The Skyline Operator to Find the Needle in the Haystack for Automated Clustering

Georg Stefan Schlake, Christian Beecks

Published: 01 Jan 2024, Last Modified: 01 Apr 2025IEEE Big Data 2024EveryoneRevisionsBibTeXCC BY-SA 4.0

Abstract: The analysis of big datasets is a challenging task. While many data scientists are working in the field of supervised data analysis, there is also a growing demand in the field of unsupervised data analysis, such as clustering. To come up with a solution for this, multiple AutoML approaches for clustering have been proposed. However, most of these approaches try to find the "best" clustering, ignoring the subjective nature of the clustering task.
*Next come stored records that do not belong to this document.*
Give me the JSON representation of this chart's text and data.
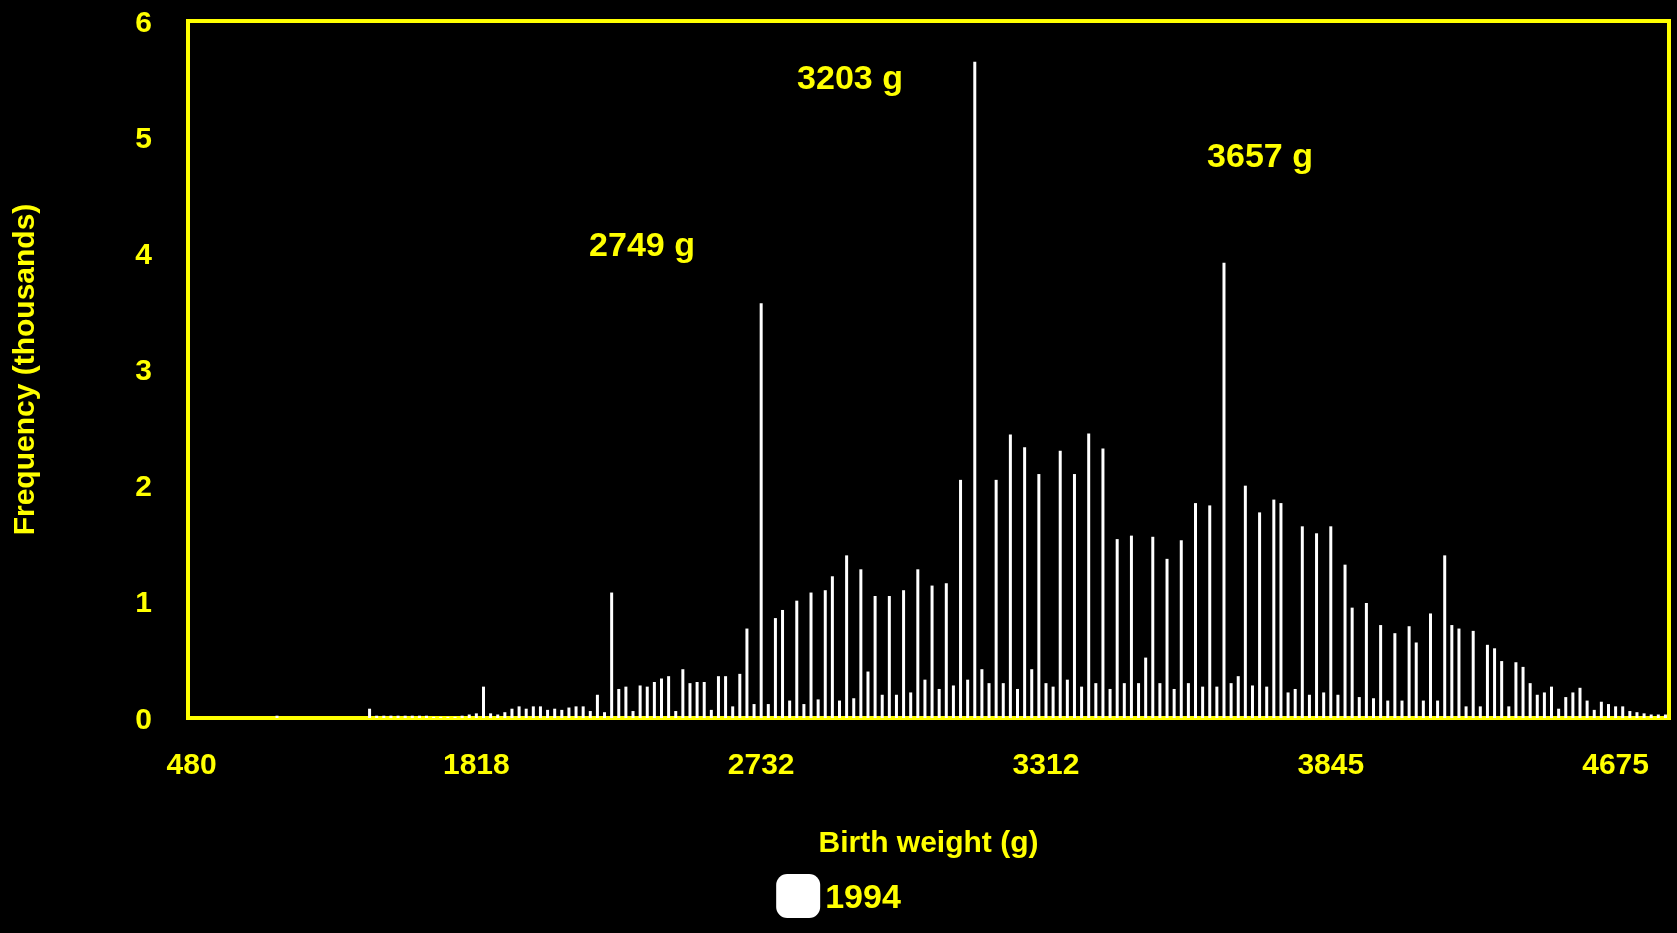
{
  "chart_data": {
    "type": "bar",
    "xlabel": "Birth weight (g)",
    "ylabel": "Frequency (thousands)",
    "categories": [
      "480",
      null,
      null,
      null,
      null,
      null,
      null,
      null,
      null,
      null,
      null,
      null,
      null,
      null,
      null,
      null,
      null,
      null,
      null,
      null,
      null,
      null,
      null,
      null,
      null,
      null,
      null,
      null,
      null,
      null,
      null,
      null,
      null,
      null,
      null,
      null,
      null,
      null,
      null,
      null,
      "1818",
      null,
      null,
      null,
      null,
      null,
      null,
      null,
      null,
      null,
      null,
      null,
      null,
      null,
      null,
      null,
      null,
      null,
      null,
      null,
      null,
      null,
      null,
      null,
      null,
      null,
      null,
      null,
      null,
      null,
      null,
      null,
      null,
      null,
      null,
      null,
      null,
      null,
      null,
      null,
      "2732",
      null,
      null,
      null,
      null,
      null,
      null,
      null,
      null,
      null,
      null,
      null,
      null,
      null,
      null,
      null,
      null,
      null,
      null,
      null,
      null,
      null,
      null,
      null,
      null,
      null,
      null,
      null,
      null,
      null,
      null,
      null,
      null,
      null,
      null,
      null,
      null,
      null,
      null,
      null,
      "3312",
      null,
      null,
      null,
      null,
      null,
      null,
      null,
      null,
      null,
      null,
      null,
      null,
      null,
      null,
      null,
      null,
      null,
      null,
      null,
      null,
      null,
      null,
      null,
      null,
      null,
      null,
      null,
      null,
      null,
      null,
      null,
      null,
      null,
      null,
      null,
      null,
      null,
      null,
      null,
      "3845",
      null,
      null,
      null,
      null,
      null,
      null,
      null,
      null,
      null,
      null,
      null,
      null,
      null,
      null,
      null,
      null,
      null,
      null,
      null,
      null,
      null,
      null,
      null,
      null,
      null,
      null,
      null,
      null,
      null,
      null,
      null,
      null,
      null,
      null,
      null,
      null,
      null,
      null,
      null,
      "4675",
      null,
      null,
      null,
      null,
      null,
      null,
      null
    ],
    "series": [
      {
        "name": "1994",
        "color": "#ffffff",
        "values": [
          0,
          0,
          0,
          0,
          0,
          0,
          0,
          0,
          0,
          0,
          0,
          0,
          0.02,
          0,
          0,
          0,
          0,
          0,
          0,
          0,
          0,
          0,
          0,
          0,
          0,
          0.08,
          0.02,
          0.02,
          0.02,
          0.02,
          0.02,
          0.02,
          0.02,
          0.02,
          0.01,
          0.01,
          0.01,
          0.01,
          0.02,
          0.03,
          0.04,
          0.27,
          0.04,
          0.03,
          0.05,
          0.08,
          0.1,
          0.08,
          0.1,
          0.1,
          0.07,
          0.08,
          0.07,
          0.09,
          0.1,
          0.1,
          0.06,
          0.2,
          0.05,
          1.08,
          0.25,
          0.27,
          0.06,
          0.28,
          0.27,
          0.31,
          0.34,
          0.36,
          0.06,
          0.42,
          0.3,
          0.31,
          0.31,
          0.07,
          0.36,
          0.36,
          0.1,
          0.38,
          0.77,
          0.12,
          3.57,
          0.12,
          0.86,
          0.93,
          0.15,
          1.01,
          0.12,
          1.08,
          0.16,
          1.1,
          1.22,
          0.15,
          1.4,
          0.17,
          1.28,
          0.4,
          1.05,
          0.2,
          1.05,
          0.2,
          1.1,
          0.22,
          1.28,
          0.33,
          1.14,
          0.25,
          1.16,
          0.28,
          2.05,
          0.33,
          5.65,
          0.42,
          0.3,
          2.05,
          0.3,
          2.44,
          0.25,
          2.33,
          0.42,
          2.1,
          0.3,
          0.27,
          2.3,
          0.33,
          2.1,
          0.27,
          2.45,
          0.3,
          2.32,
          0.25,
          1.54,
          0.3,
          1.57,
          0.3,
          0.52,
          1.56,
          0.3,
          1.37,
          0.25,
          1.53,
          0.3,
          1.85,
          0.27,
          1.83,
          0.27,
          3.92,
          0.3,
          0.36,
          2.0,
          0.28,
          1.77,
          0.27,
          1.88,
          1.85,
          0.22,
          0.25,
          1.65,
          0.2,
          1.59,
          0.22,
          1.65,
          0.2,
          1.32,
          0.95,
          0.18,
          0.99,
          0.17,
          0.8,
          0.15,
          0.73,
          0.15,
          0.79,
          0.65,
          0.15,
          0.9,
          0.15,
          1.4,
          0.8,
          0.77,
          0.1,
          0.75,
          0.1,
          0.63,
          0.6,
          0.49,
          0.1,
          0.48,
          0.44,
          0.3,
          0.2,
          0.22,
          0.27,
          0.08,
          0.18,
          0.22,
          0.26,
          0.15,
          0.07,
          0.14,
          0.12,
          0.1,
          0.1,
          0.06,
          0.05,
          0.04,
          0.03,
          0.03,
          0.03
        ]
      }
    ],
    "annotations": [
      "2749 g",
      "3203 g",
      "3657 g"
    ],
    "ylim": [
      0,
      6
    ],
    "yticks": [
      0,
      1,
      2,
      3,
      4,
      5,
      6
    ],
    "grid": false,
    "legend": "bottom"
  }
}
A domain expert, however, might be able to identify an appropriate clustering for his/her application in a small set of clusterings, which have been generated, even if he/she is not capable of creating these clusterings by themselves. To enable domain experts to identify valuable clusterings without becoming an expert in clustering as well, we propose to generate multiple clusterings via AutoML processes and to return a selection of clusterings, from which the user can select the most preferred one. We will investigate the use of the Skyline Operator in this use case, to prune clusterings, which are likely useless, and to find a number of clusterings, which are usable for domain experts. We will investigate, how many clusters can be pruned this way and how many valuable clusters get falsely pruned. Our empirical investigation is carried out on a number of synthetic datasets, where a known ground truth can proxy for the wishes of a domain expert and multiple properties of the clusterings can be known beforehand.